Дондрюков снова покосился на шишковатые штиблеты.

– Вы, вероятно, из политических?

– Не в этом дело…

– В Германии, наверно, учились?

– Так или не так… Ничего я не знаю, я все забыл, я говорю, что я – старый глухой дом, в котором никто не живет.

Он вдруг разозлился.

– Вам, товарищ Дондрюков, легко жить. У вас есть хорошая штука – дисциплина.

– Надо не волноваться, а спокойно сидеть и ждать, так же, как сидят солдаты в цепи; может быть, и мы тоже солдаты…

– Э, это… Это какая-то солдатская философия.

– По-моему, так вы скорее походите на философа, вам бы следовало в Кенигсберг.

– Не меня, а… впрочем, всё, знаете, половинчато, мое место вот здесь…

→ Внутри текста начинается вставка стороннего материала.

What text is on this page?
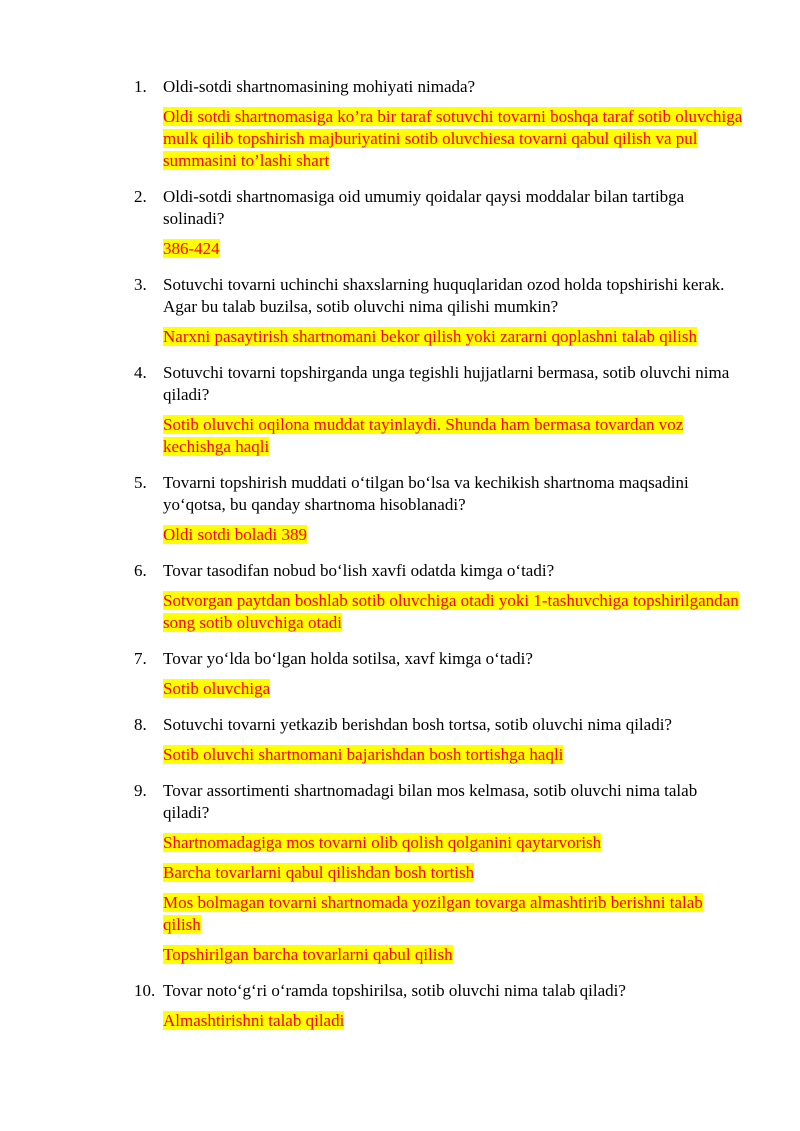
1. Oldi-sotdi shartnomasining mohiyati nimada?

Oldi sotdi shartnomasiga ko’ra bir taraf sotuvchi tovarni boshqa taraf sotib oluvchiga mulk qilib topshirish majburiyatini sotib oluvchiesa tovarni qabul qilish va pul summasini to’lashi shart

2. Oldi-sotdi shartnomasiga oid umumiy qoidalar qaysi moddalar bilan tartibga solinadi?

386-424

3. Sotuvchi tovarni uchinchi shaxslarning huquqlaridan ozod holda topshirishi kerak. Agar bu talab buzilsa, sotib oluvchi nima qilishi mumkin?

Narxni pasaytirish shartnomani bekor qilish yoki zararni qoplashni talab qilish

4. Sotuvchi tovarni topshirganda unga tegishli hujjatlarni bermasa, sotib oluvchi nima qiladi?

Sotib oluvchi oqilona muddat tayinlaydi. Shunda ham bermasa tovardan voz kechishga haqli

5. Tovarni topshirish muddati o‘tilgan bo‘lsa va kechikish shartnoma maqsadini yo‘qotsa, bu qanday shartnoma hisoblanadi?

Oldi sotdi boladi 389

6. Tovar tasodifan nobud bo‘lish xavfi odatda kimga o‘tadi?

Sotvorgan paytdan boshlab sotib oluvchiga otadi yoki 1-tashuvchiga topshirilgandan song sotib oluvchiga otadi

7. Tovar yo‘lda bo‘lgan holda sotilsa, xavf kimga o‘tadi?

Sotib oluvchiga

8. Sotuvchi tovarni yetkazib berishdan bosh tortsa, sotib oluvchi nima qiladi?

Sotib oluvchi shartnomani bajarishdan bosh tortishga haqli

9. Tovar assortimenti shartnomadagi bilan mos kelmasa, sotib oluvchi nima talab qiladi?

Shartnomadagiga mos tovarni olib qolish qolganini qaytarvorish

Barcha tovarlarni qabul qilishdan bosh tortish

Mos bolmagan tovarni shartnomada yozilgan tovarga almashtirib berishni talab qilish

Topshirilgan barcha tovarlarni qabul qilish

10. Tovar noto‘g‘ri o‘ramda topshirilsa, sotib oluvchi nima talab qiladi?

Almashtirishni talab qiladi
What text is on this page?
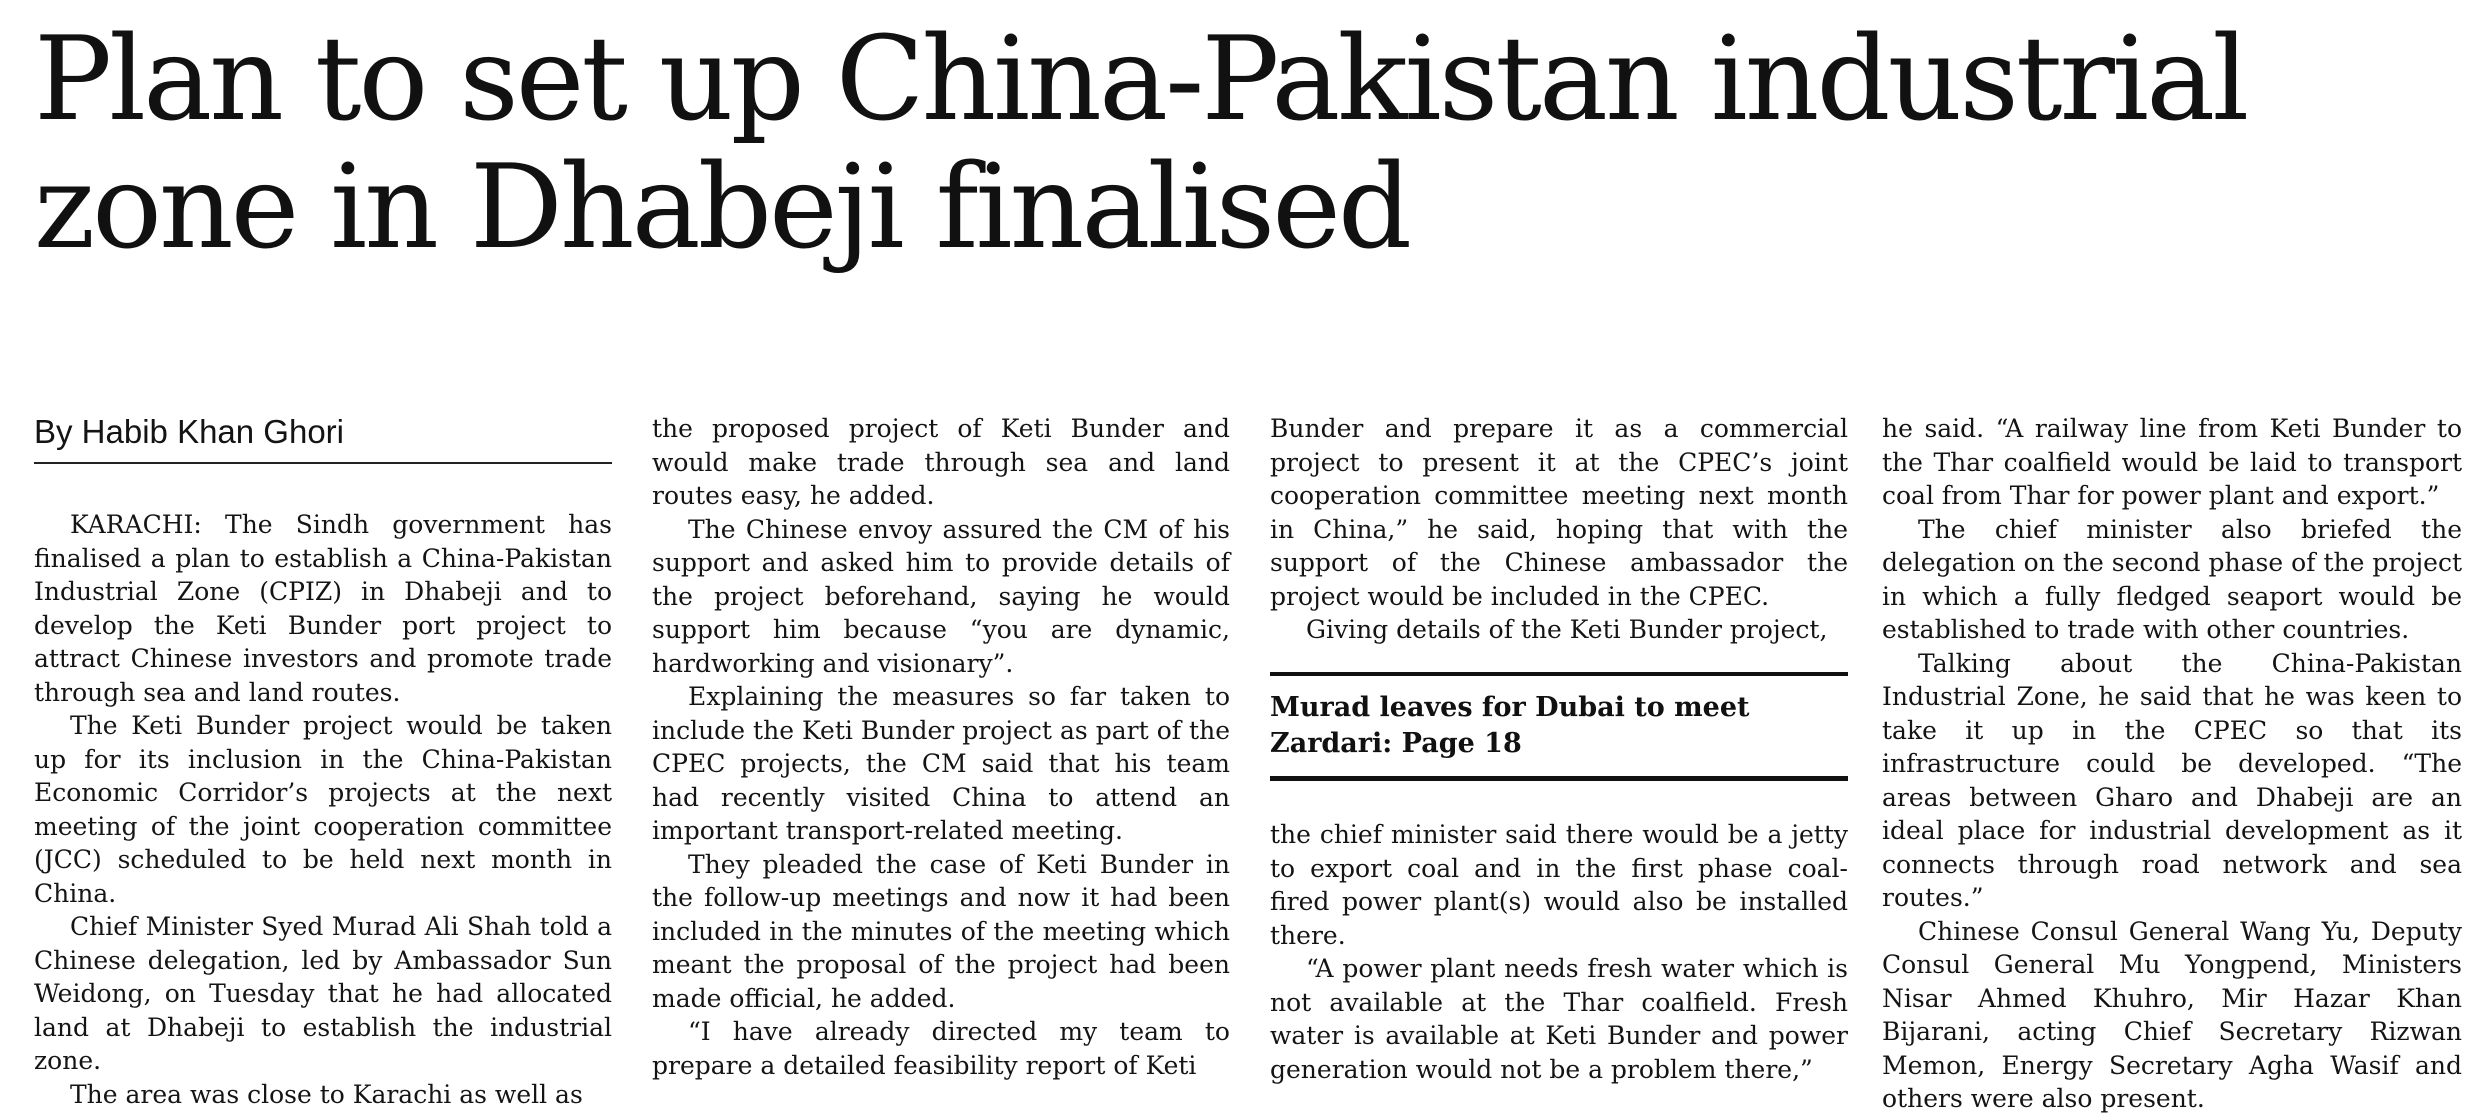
Plan to set up China-Pakistan industrial zone in Dhabeji finalised
By Habib Khan Ghori

KARACHI: The Sindh government has finalised a plan to establish a China-Pakistan Industrial Zone (CPIZ) in Dhabeji and to develop the Keti Bunder port project to attract Chinese investors and promote trade through sea and land routes.

The Keti Bunder project would be taken up for its inclusion in the China-Pakistan Economic Corridor’s projects at the next meeting of the joint cooperation committee (JCC) scheduled to be held next month in China.

Chief Minister Syed Murad Ali Shah told a Chinese delegation, led by Ambassador Sun Weidong, on Tuesday that he had allocated land at Dhabeji to establish the industrial zone.

The area was close to Karachi as well as

the proposed project of Keti Bunder and would make trade through sea and land routes easy, he added.

The Chinese envoy assured the CM of his support and asked him to provide details of the project beforehand, saying he would support him because “you are dynamic, hardworking and visionary”.

Explaining the measures so far taken to include the Keti Bunder project as part of the CPEC projects, the CM said that his team had recently visited China to attend an important transport-related meeting.

They pleaded the case of Keti Bunder in the follow-up meetings and now it had been included in the minutes of the meeting which meant the proposal of the project had been made official, he added.

“I have already directed my team to prepare a detailed feasibility report of Keti

Bunder and prepare it as a commercial project to present it at the CPEC’s joint cooperation committee meeting next month in China,” he said, hoping that with the support of the Chinese ambassador the project would be included in the CPEC.

Giving details of the Keti Bunder project,

Murad leaves for Dubai to meet Zardari: Page 18

the chief minister said there would be a jetty to export coal and in the first phase coal-fired power plant(s) would also be installed there.

“A power plant needs fresh water which is not available at the Thar coalfield. Fresh water is available at Keti Bunder and power generation would not be a problem there,”

he said. “A railway line from Keti Bunder to the Thar coalfield would be laid to transport coal from Thar for power plant and export.”

The chief minister also briefed the delegation on the second phase of the project in which a fully fledged seaport would be established to trade with other countries.

Talking about the China-Pakistan Industrial Zone, he said that he was keen to take it up in the CPEC so that its infrastructure could be developed. “The areas between Gharo and Dhabeji are an ideal place for industrial development as it connects through road network and sea routes.”

Chinese Consul General Wang Yu, Deputy Consul General Mu Yongpend, Ministers Nisar Ahmed Khuhro, Mir Hazar Khan Bijarani, acting Chief Secretary Rizwan Memon, Energy Secretary Agha Wasif and others were also present.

Он ткнул на чугунную дверь.

– …у меня так… Э, черти милые, ведь я же радости ищу и хочу, чтобы, несмотря на позор и кровь, добыли бы мы себе радость. И думаю, думаю: как бы им, где бы им найти радость. Целую жизнь ищу и ищу…

– Да?

– …и вот, когда здесь, у лесов, или там, где канадские каменистые плато… да, я и говорю, что вот здесь или там, где звериная простота, – тут еще можно найти радость. И может быть, есть она… а я вот запутался здесь, на вашем форту… Э… вот чугунная дверь к реке, на Репей-лог… к чему меня смятка привела. Хожу в эту дверь…

Он выскалил по-крысьему рот.

– …и расстреливаю.

– Да? – равнодушно отмерил дондрюковский нос.

– Да, да, да! Это легко, думаете? Э, в темечко, я говорю… в темечко расстреливаю. Солдаты ваши так называют. Легко?

Дондрюков встал.

– Как?

– Да, да! Так! Так, кого вы охраняете… Легко?

Дондрюков туже стянул широкий офицерский пояс.

– Нет! – Он стоял, вытянувшийся и стройный, точно после команды «Смирно!». – Я никого не охраняю, на мне лежит военно-оперативная часть, только!

– Вы удивлены, будто не знали…

– Знал, но…

– Да-да, именно тех, кого вы так дисциплинированно охраняете.

Дондрюков правой ладонью нащупал рукоять шашки.

– Прошу!

И в ответ ему сразу заострившаяся рубленая голова выплюнула угрожающие злые льдинки.

– Э, вы еще недостаточно вытренировались. Будьте осторожны, я слежу за всем… да-да…

Тонко и одиноко протильникали дондрюковские шпоры, и Ругай, долго всматриваясь в уходившую спину, гладкую и квадратную, почему-то захотел ее окликнуть:

– Дондрюков, вы женаты?

Из сумрака удивленное:

– Нет!

– Так, – и неизвестно зачем, будто отвечая на собственные мысли, заговорил Ругай, – есть здесь прекрасная баба, Пелагеей звать, здоровая, подходяща вам, да… советую…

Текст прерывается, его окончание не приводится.